Our findings of greater risk for t(14;18)-positive NHL associated with pesticides are consistent with those reported by Schroeder et al,¹⁵  although there is discrepancy for some individual associations. This could be due to the use of different reference groups. We used farmers who never used pesticides as the referent group, whereas the study by Schroeder et al¹⁵  used nonfarmers and farmers without exposures as the referent group. The ORs from use of pesticides were attenuated when the same definition for the referent group¹⁵  was applied to our data. In addition, different laboratory methods were used in determining the t(14;18) status. The current study used the FISH technique, which is considered the “gold standard” assay for detecting the t(14;18) in tissue specimens, whereas the study by Schroeder et al¹⁵  used PCR analysis with primers that have been reported to miss approximately 20% to 40% of t(14;18) breakpoints.⁴¹ 

Although misclassification of agricultural pesticide use is possible because study subjects were unlikely to recall previous pesticide exposure with absolute accuracy, it is unlikely that exposure misclassification, recall bias, or interviewer bias are differentially associated with the t(14;18) status. However, our findings should be interpreted cautiously because the sample size is small and risk estimates might be imprecise. In our study, information on agricultural pesticide use was obtained from proxies in about 43% of subjects. This is a concern because proxies cannot provide information on pesticide use as accurately as the farmers themselves.⁴²  When analysis was limited to direct respondents, the ORs were, in general, smaller than those obtained using all respondents. Nevertheless, the pattern of stronger associations with t(14;18)-positive than t(14;18)-negative NHL remained, suggesting that proxy data might account for only a portion of the observed association. Farmers may use several pesticides.⁴³  However, we were unable to adjust one pesticide for another because of small sample size. This would be valuable in future studies with larger sample sizes. Analysis was conducted to test an a priori hypothesis; thus, no adjustment for multiple testing was made. Consequently, individual statistically significant association should be interpreted with caution. Finally, tumor blocks were available for only 45.5% of the case subjects in the original case-control study, thus limiting study power. However, there is little evidence for selection bias because the availability of tumor blocks did not differ by pesticide exposures.

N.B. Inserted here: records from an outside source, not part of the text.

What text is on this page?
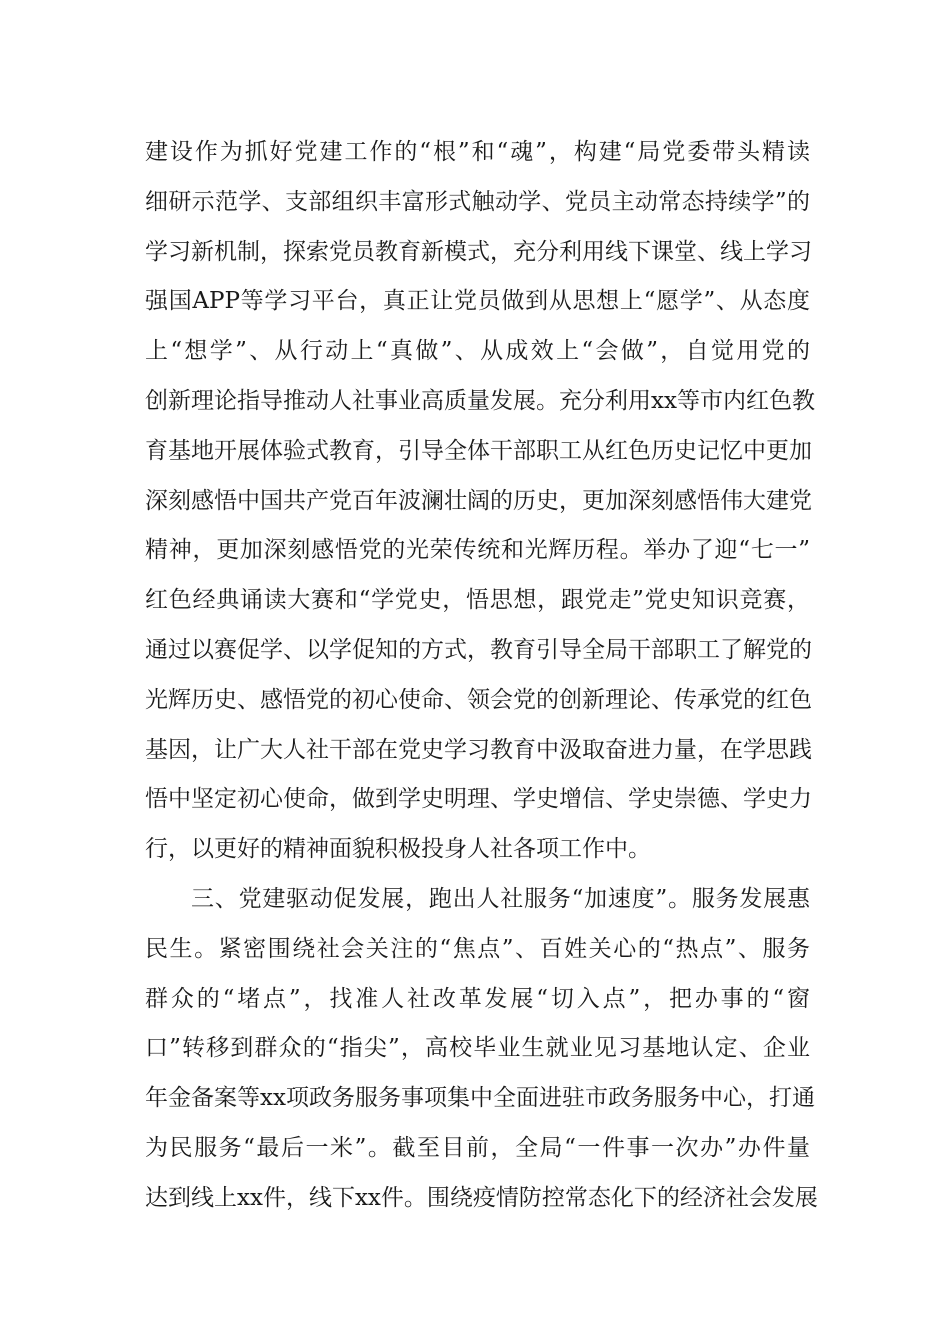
建设作为抓好党建工作的“根”和“魂”，构建“局党委带头精读
细研示范学、支部组织丰富形式触动学、党员主动常态持续学”的
学习新机制，探索党员教育新模式，充分利用线下课堂、线上学习
强国APP等学习平台，真正让党员做到从思想上“愿学”、从态度
上“想学”、从行动上“真做”、从成效上“会做”，自觉用党的
创新理论指导推动人社事业高质量发展。充分利用xx等市内红色教
育基地开展体验式教育，引导全体干部职工从红色历史记忆中更加
深刻感悟中国共产党百年波澜壮阔的历史，更加深刻感悟伟大建党
精神，更加深刻感悟党的光荣传统和光辉历程。举办了迎“七一”
红色经典诵读大赛和“学党史，悟思想，跟党走”党史知识竞赛，
通过以赛促学、以学促知的方式，教育引导全局干部职工了解党的
光辉历史、感悟党的初心使命、领会党的创新理论、传承党的红色
基因，让广大人社干部在党史学习教育中汲取奋进力量，在学思践
悟中坚定初心使命，做到学史明理、学史增信、学史崇德、学史力
行，以更好的精神面貌积极投身人社各项工作中。
三、党建驱动促发展，跑出人社服务“加速度”。服务发展惠
民生。紧密围绕社会关注的“焦点”、百姓关心的“热点”、服务
群众的“堵点”，找准人社改革发展“切入点”，把办事的“窗
口”转移到群众的“指尖”，高校毕业生就业见习基地认定、企业
年金备案等xx项政务服务事项集中全面进驻市政务服务中心，打通
为民服务“最后一米”。截至目前，全局“一件事一次办”办件量
达到线上xx件，线下xx件。围绕疫情防控常态化下的经济社会发展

In summary, the present study found that exposures to insecticides, herbicides, and fumigants were significantly associated with a higher risk of t(14;18)-positive NHL but not t(14;18)-negative NHL. These findings support our hypothesis that the cause of t(14;18)-positive NHL differs from that of t(14;18)-negative NHL, and defining subsets of NHL according to t(14;18) status appears to be a useful approach in epidemiologic studies. Future studies should apply this approach in evaluating other risk factors for NHL.

We thank Dr Kiang Liu and Dr Lu Tian for their helpful comments on statistical analysis. We also thank Mr Martin Bast of the Nebraska Lymphoma Registry and Tissue Bank for coordinating the retrieval of the tumor blocks; Smarti Jain for her technical assistance; and Katharine A. Kirby and Angela J. Fought for statistical analysis.